The pure joy of being on deck of a beautiful ship with the wind in your hair and sun on your face is undeniable. This wonderful form of travel has the added benefit of being largely emission-free, with all our vessels operating under sail as much as possible. Our skippers are true mariners and avoid turning the ships engines on unless they really have to! Certain weather/tidal conditions can make it necessary, as well as safely entering some ports/harbours but otherwise, all ventures are predominantly under sail. In addition, the destinations and routes are chosen for their favourable sailing conditions allowing guests to drink in the fresh sea air far away from exhaust fumes emitted by larger vessels. The gentle swish of the wind in the sails is a far more comfortable experience than the constant chug of a diesel engine.

Sustainable, locally sourced produce

A day at sea is guaranteed to work up an appetite and all our guests enjoy fabulous food whilst sailing with us. As our vessels operate with small guest numbers, they are able to easily source local produce along the way having formed strong relationships with various suppliers over the years. Guests will regularly see the onboard chefs buying fish or lobster straight off the local fishing boats as they come alongside – from sea to boat to plate in less than a day.

Sometimes, local farms will deliver to the dockside dropping off eggs, milks and meats ready for our onboard chefs to whip up mouthwatering meals and tasty treats served by the maitre’d. Good food is something we pride ourselves on and there is little to no food waste either!
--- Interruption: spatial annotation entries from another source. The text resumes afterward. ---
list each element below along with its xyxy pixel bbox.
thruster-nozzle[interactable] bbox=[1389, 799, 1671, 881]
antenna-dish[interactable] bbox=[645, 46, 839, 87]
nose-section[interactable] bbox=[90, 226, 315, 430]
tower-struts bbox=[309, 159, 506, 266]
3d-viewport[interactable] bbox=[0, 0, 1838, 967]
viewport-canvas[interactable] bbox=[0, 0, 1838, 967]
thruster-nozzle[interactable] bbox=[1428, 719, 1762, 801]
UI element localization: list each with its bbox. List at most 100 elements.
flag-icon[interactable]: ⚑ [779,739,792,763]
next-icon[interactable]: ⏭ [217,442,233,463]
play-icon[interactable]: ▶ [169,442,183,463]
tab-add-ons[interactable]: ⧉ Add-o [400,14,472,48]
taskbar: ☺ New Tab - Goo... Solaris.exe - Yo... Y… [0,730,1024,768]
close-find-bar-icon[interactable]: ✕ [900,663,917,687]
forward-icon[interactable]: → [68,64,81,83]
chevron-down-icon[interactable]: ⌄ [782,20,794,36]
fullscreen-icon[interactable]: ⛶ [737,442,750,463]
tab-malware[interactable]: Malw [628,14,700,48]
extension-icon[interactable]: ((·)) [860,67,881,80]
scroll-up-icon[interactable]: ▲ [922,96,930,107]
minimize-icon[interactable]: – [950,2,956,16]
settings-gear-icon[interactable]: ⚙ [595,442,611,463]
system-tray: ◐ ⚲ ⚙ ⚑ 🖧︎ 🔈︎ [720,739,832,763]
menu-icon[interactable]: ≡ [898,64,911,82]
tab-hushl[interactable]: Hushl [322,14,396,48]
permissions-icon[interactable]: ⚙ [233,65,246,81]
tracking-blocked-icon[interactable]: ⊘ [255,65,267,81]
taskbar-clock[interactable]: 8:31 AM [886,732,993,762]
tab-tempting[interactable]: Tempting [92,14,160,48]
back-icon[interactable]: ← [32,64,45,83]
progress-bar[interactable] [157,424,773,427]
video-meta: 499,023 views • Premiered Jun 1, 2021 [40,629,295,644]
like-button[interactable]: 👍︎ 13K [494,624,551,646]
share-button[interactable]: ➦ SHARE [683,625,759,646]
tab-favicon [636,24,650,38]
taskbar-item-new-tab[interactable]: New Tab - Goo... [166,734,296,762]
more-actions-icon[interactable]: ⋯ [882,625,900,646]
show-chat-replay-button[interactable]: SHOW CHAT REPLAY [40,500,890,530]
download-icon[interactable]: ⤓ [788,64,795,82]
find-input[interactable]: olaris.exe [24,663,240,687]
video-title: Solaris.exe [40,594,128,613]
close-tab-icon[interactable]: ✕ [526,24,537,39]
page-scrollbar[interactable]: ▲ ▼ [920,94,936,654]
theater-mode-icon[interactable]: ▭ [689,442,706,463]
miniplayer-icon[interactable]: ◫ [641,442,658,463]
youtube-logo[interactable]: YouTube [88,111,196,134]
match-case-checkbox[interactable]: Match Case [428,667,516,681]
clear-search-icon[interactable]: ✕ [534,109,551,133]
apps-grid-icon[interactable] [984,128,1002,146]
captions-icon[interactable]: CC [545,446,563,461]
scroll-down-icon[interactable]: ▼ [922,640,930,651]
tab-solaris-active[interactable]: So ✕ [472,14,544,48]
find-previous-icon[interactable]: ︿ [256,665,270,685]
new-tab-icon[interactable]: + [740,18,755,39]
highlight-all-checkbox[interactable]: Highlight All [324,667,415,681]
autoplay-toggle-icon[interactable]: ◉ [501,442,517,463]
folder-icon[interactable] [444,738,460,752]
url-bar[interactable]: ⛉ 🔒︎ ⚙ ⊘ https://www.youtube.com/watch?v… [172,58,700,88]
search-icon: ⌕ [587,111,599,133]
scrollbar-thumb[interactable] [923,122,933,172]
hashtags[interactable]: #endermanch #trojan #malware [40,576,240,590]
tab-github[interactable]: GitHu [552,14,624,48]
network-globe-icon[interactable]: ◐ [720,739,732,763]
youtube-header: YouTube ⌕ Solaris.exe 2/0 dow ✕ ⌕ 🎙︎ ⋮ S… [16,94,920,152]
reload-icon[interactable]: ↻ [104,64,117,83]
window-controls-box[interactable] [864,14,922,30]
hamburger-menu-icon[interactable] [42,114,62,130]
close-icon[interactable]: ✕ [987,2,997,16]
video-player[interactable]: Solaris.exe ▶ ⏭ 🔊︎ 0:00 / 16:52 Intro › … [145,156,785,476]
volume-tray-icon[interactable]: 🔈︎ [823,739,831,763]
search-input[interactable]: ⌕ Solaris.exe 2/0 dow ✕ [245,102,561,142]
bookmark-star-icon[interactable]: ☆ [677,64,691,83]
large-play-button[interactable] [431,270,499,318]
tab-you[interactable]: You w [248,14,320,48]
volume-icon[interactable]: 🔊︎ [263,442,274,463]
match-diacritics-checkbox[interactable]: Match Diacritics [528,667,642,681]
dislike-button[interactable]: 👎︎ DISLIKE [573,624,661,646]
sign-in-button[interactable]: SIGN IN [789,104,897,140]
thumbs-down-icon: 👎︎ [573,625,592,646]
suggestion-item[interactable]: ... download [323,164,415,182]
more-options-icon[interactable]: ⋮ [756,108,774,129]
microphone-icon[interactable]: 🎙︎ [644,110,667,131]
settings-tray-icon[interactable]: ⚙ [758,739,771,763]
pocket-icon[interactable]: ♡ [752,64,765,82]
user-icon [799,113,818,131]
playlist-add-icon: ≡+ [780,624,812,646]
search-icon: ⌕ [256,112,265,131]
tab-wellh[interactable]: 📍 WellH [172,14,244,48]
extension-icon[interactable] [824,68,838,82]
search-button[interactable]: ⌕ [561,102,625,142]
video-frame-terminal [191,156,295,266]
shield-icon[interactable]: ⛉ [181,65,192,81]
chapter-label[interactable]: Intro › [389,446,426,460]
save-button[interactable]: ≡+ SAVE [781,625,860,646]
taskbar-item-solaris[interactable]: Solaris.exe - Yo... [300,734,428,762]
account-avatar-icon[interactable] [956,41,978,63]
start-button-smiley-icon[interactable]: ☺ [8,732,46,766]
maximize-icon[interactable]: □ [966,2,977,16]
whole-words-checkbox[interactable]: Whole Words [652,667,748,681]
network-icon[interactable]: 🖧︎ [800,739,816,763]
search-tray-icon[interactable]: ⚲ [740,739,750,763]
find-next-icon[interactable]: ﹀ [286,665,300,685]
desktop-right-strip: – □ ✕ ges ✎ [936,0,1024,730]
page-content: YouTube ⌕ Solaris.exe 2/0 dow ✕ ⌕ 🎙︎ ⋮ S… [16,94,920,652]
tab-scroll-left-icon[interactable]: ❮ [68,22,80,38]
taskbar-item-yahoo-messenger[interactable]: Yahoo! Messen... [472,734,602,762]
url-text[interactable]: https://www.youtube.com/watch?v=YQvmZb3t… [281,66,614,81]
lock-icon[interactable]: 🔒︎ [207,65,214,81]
Working with local communities

Our boats pride themselves on ensuring they work closely with local communities wherever they sail. This is particularly true in Indonesia where our pinisi boats Katharina and Ombak Putih visit island communities far off the beaten track. The owners have spent many years forging good connections and relationships with local villages. Mindful not to arrive en-masse, all visits are planned ahead with the local villages so they can be ready to show small groups around without disturbing the environment – these guided tour fees are paid directly back to the community.

Small ships sailing with less than 20 passengers are always far less disrupting to both the local communities as well as the natural environment. Something which is particularly notable in destinations such as the Caribbean and Svalbard where even smaller cruise ships loom like skyscrapers with over 200 guests descending into a small remote location. 

Reef-safe products

Each boat uses sustainable products with all guests are also encouraged to bring reef-safe sunscreen and toiletries. Each skipper is a passionate advocate of the environment taking pure pleasure from talking with guests about any impactful changes they can make to their lives to continue their low-carbon mission back at home.

Impactful Changes

The magic of travelling under sail is captivating, enabling guests to switch off and feel at one with the world around them. This in itself automatically builds a connection with the natural environment and we see a positive shift in guests psyches. We love hearing how much the ventures have left guests being mindful about their life choices and effects on the environment.

We know that our ventures offer low-carbon luxury but don’t just take our word for it. We recently hosted Chris Haslam, the Chief Writer for The Sunday Times Travel having enticed him to experience the Caribbean under sail. As he concludes;
But we’ve travelled close to 200 zero-emission miles under sail, spent time and money in communities otherwise cut off from the mainstream tourist trade and swum off some awfully pretty, awfully empty beaches. So if you consider long-haul flights to be a sin, Captain van Middelkoop can offer absolution.